Hervé: Je trouve qu'Alain Chauvet porte par sa voix tout le morceau.
David: Il a une voix grave qui donne un sens au message que nous voulons apporter. Il y a des groupes qui veulent faire passer des messages mais qui n'ont pas une grande conviction en leurs paroles. Nous avons écrit ce texte pour dire qu'il ne faut pas exclure les gens par leurs différences physique ou culturelles. On l'applique dans Smooth car nous savons que tous les membres du groupe possèdent cet état d'esprit.
Hervé: Sur les deux premiers albums nous avons pu apprécier le travail de Jérome Heno en ce qui concerne l'artwork. Pour The Parade on laisse de coté le visage qui faisait figure d'emblême de Smooth. Là, on remarque une photo qui nous emmène sur une voix ferrée perdue en pleine nature. Pourquoi avaoir fait ce choix d'artwork? Y avait il un sens imagé?
David: La photo veut dire « Où est ce que l'on va? D'où est ce que l'on vient? ». On ne sait pas dans quel sens nous circulons sur cette voie ferrée. Va t'on dans ces fourrées? Où est ce que l'on en sort? On aimait bien avec le groupe sur ce sentiment de nos origines.

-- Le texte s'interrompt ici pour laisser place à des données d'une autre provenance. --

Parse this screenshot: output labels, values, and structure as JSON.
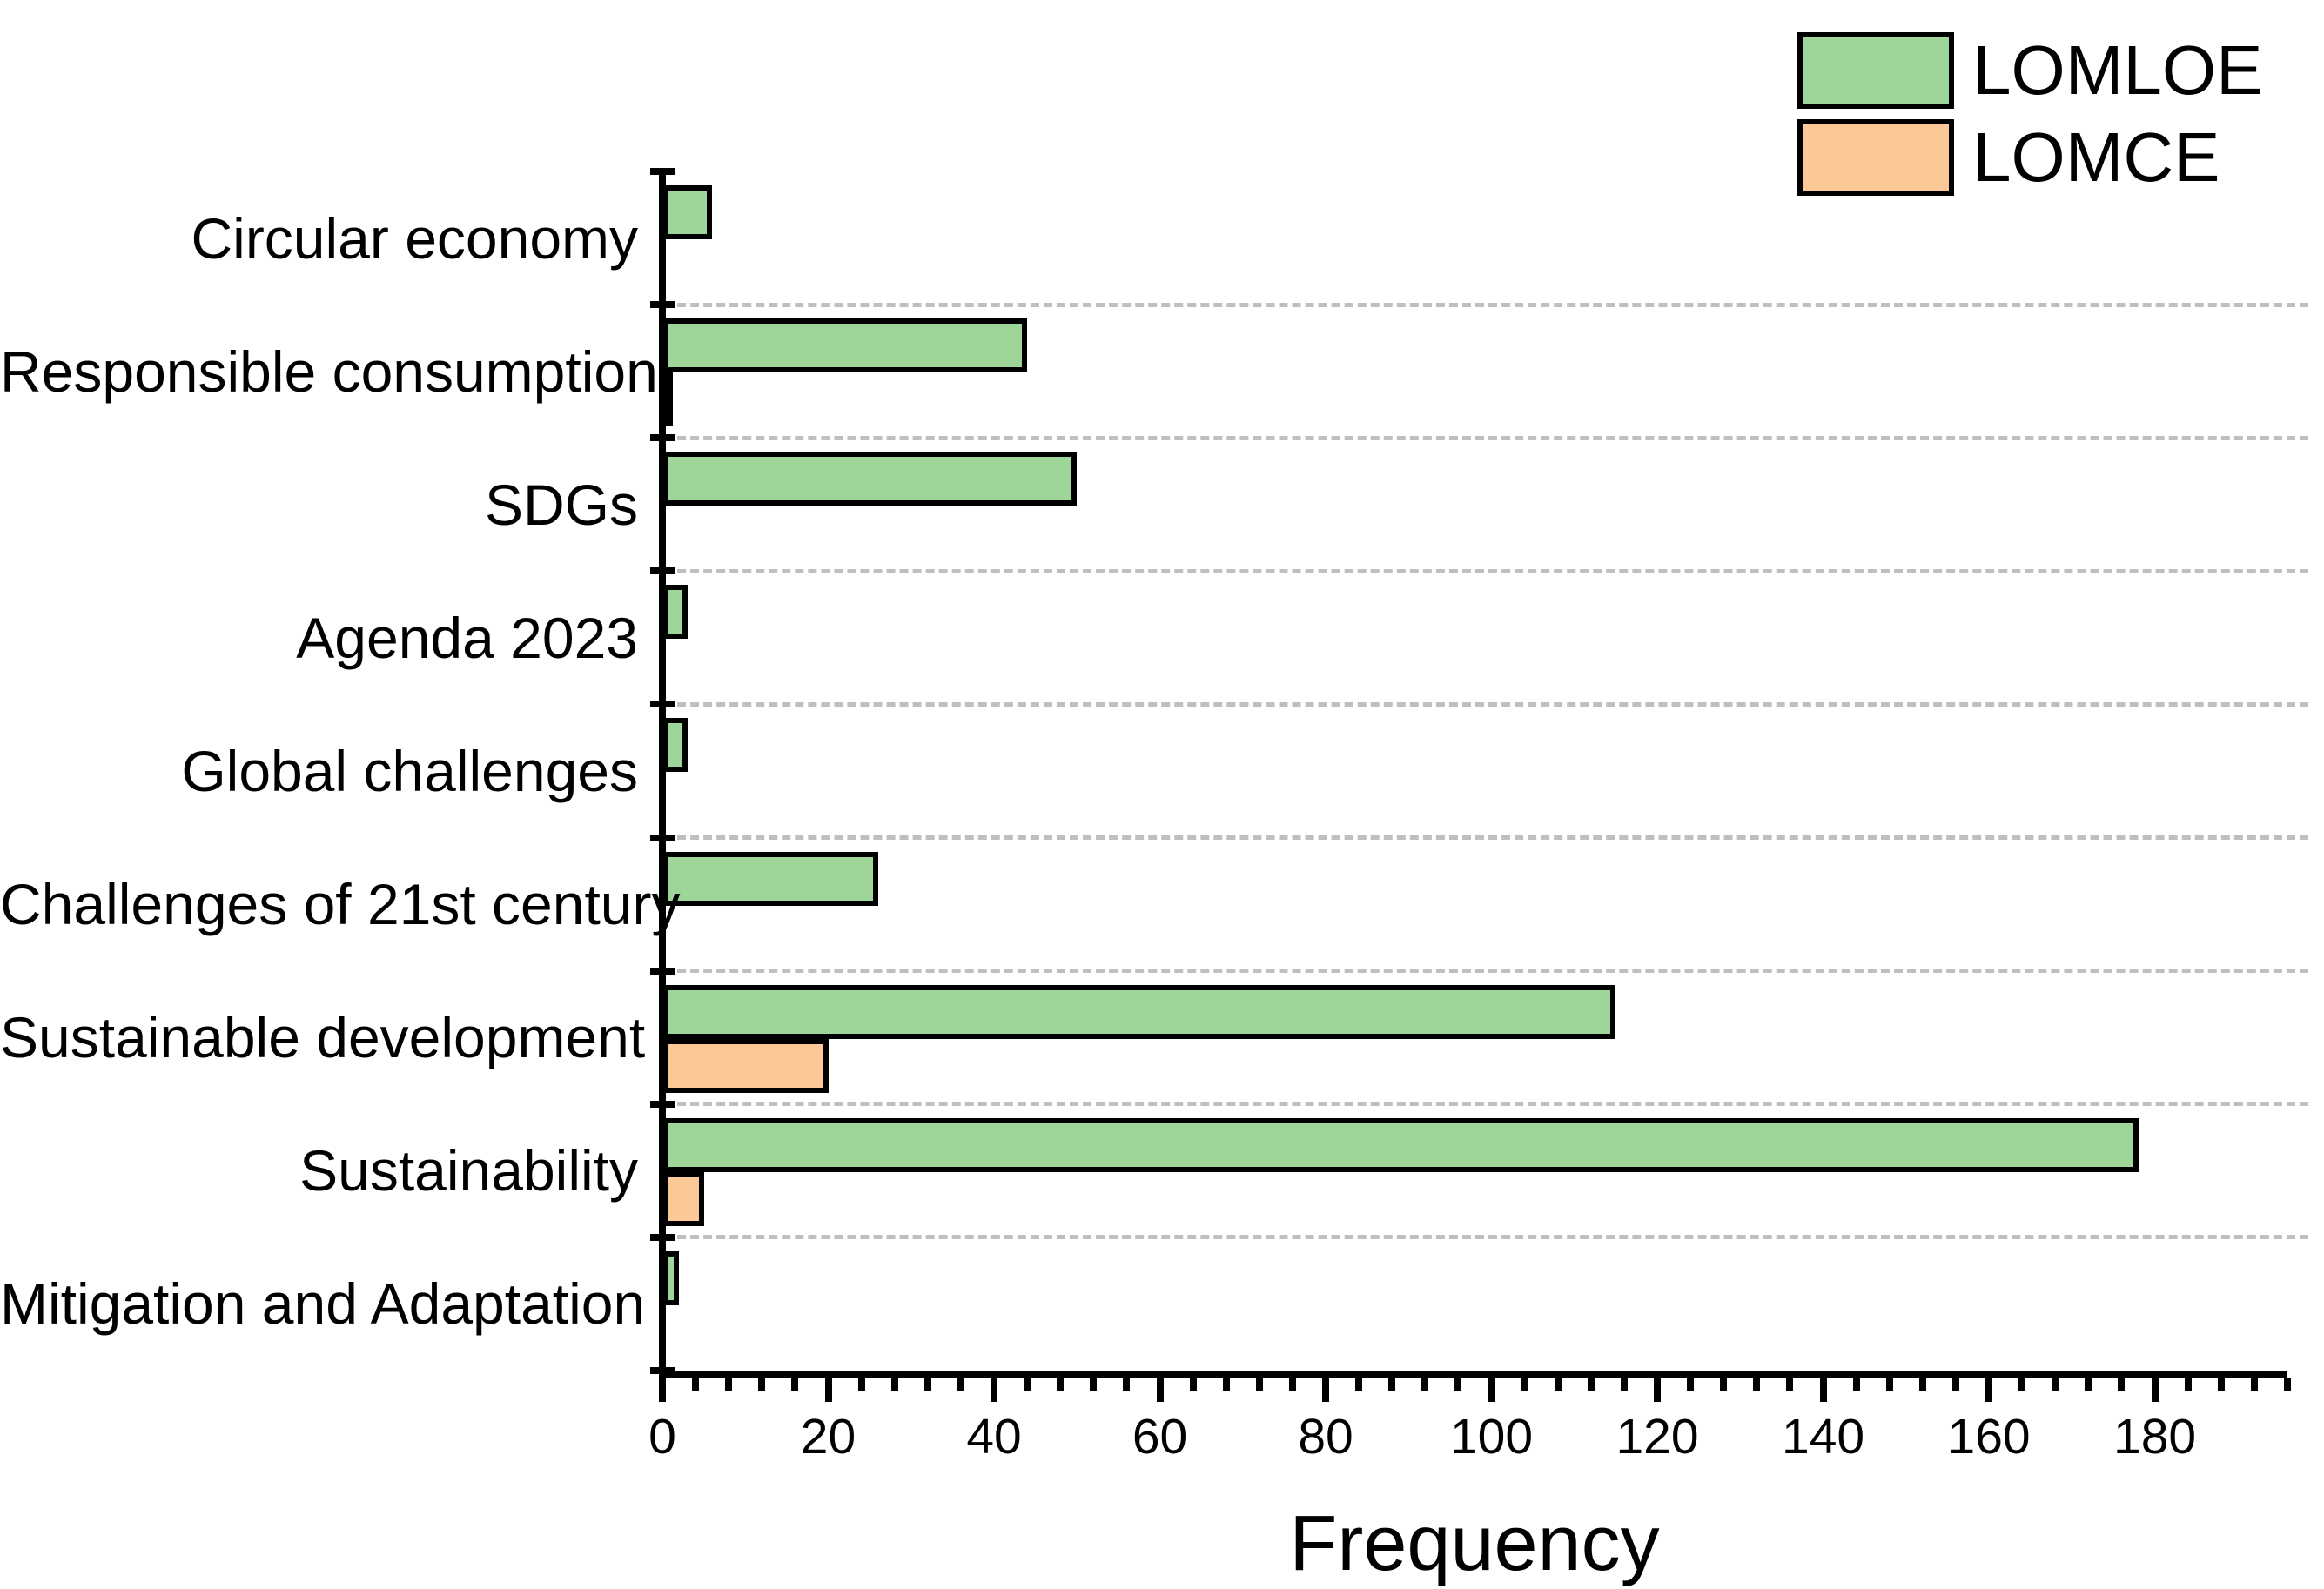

Hervé: Sur The Parade on constate l'intégration d'instruments à cordes sur "Freedom Is A Road" et plus particulièrement sur "My Body". Cet ajout était un désir du moment ou était ce mûrement réfléchit?
David: On a bien aimé le côté dramatique et romantique des cordes. On a toujours cette volonté de faire un jour des musiques de films et pour nous lorsque l'on nous parle de musique de films, nous pensons aux cordes. Il y a aucun de nous qui joue de violons, violoncelles…
Hervé: L'effet que donne les instruments à cordes à ces deux titres est remarquable. Aux prémices de la sortie de l'album, le teaser de Freedom Is A Road m'avait totalement conquis.
David: C'est clair que les cordes apportent un plus à Smooth pour ces titres.
Hervé: Il y a eu ou il y aura un live avec l'intégration de ces cordes?
David: Il en est question mais c'est des budgets importants. Quand tu vois comment se porte la musique de nos jours, si l'on te dit qu'il faut 40 000 euros pour que l'on monte un tel projet, la réflexion est assez rapide. C'est vraiment dommage mais peut être que l'on pourra voir un jour ce projet sur scène !
Hervé: Avec le temps et les albums qui s'ajoutent à votre discographie, on sent que vous ne voulez pas rester cloisonné dans l'univers musical que vous vous êtes créé avec An Electro Soul Experience. Ces trois albums se suivent parce que l'on ressent toujours la touche Smooth mais ils se démarquent les uns par rapports aux autres.
David: On essaie de faire des choses différentes à chaque nouvel album. Sinon on pourrait s'appeler AC/DC et faire les mêmes morceaux pendant toute une carrière. Et pour eux ça marche plutôt pas mal (Rires!).
Hervé: Vous auriez pu faire du copier/coller avec les morceaux d'An electro soul experience mais c'est un peu trop facile à mon gout.
David: Voilà ! Et on aurait catalogué Smooth comme un groupe au son 70's, samples de voix et une batterie dans une MPC? Il faut que des albums sonnent différemment les uns des autres. Dans un album photo, tu n'as pas que des photos d'anniversaires. Tu as des phoros de vacances, de fêtes avec des potes… Un album de musique doit sonner comme un album photo, il faut que se soit varié.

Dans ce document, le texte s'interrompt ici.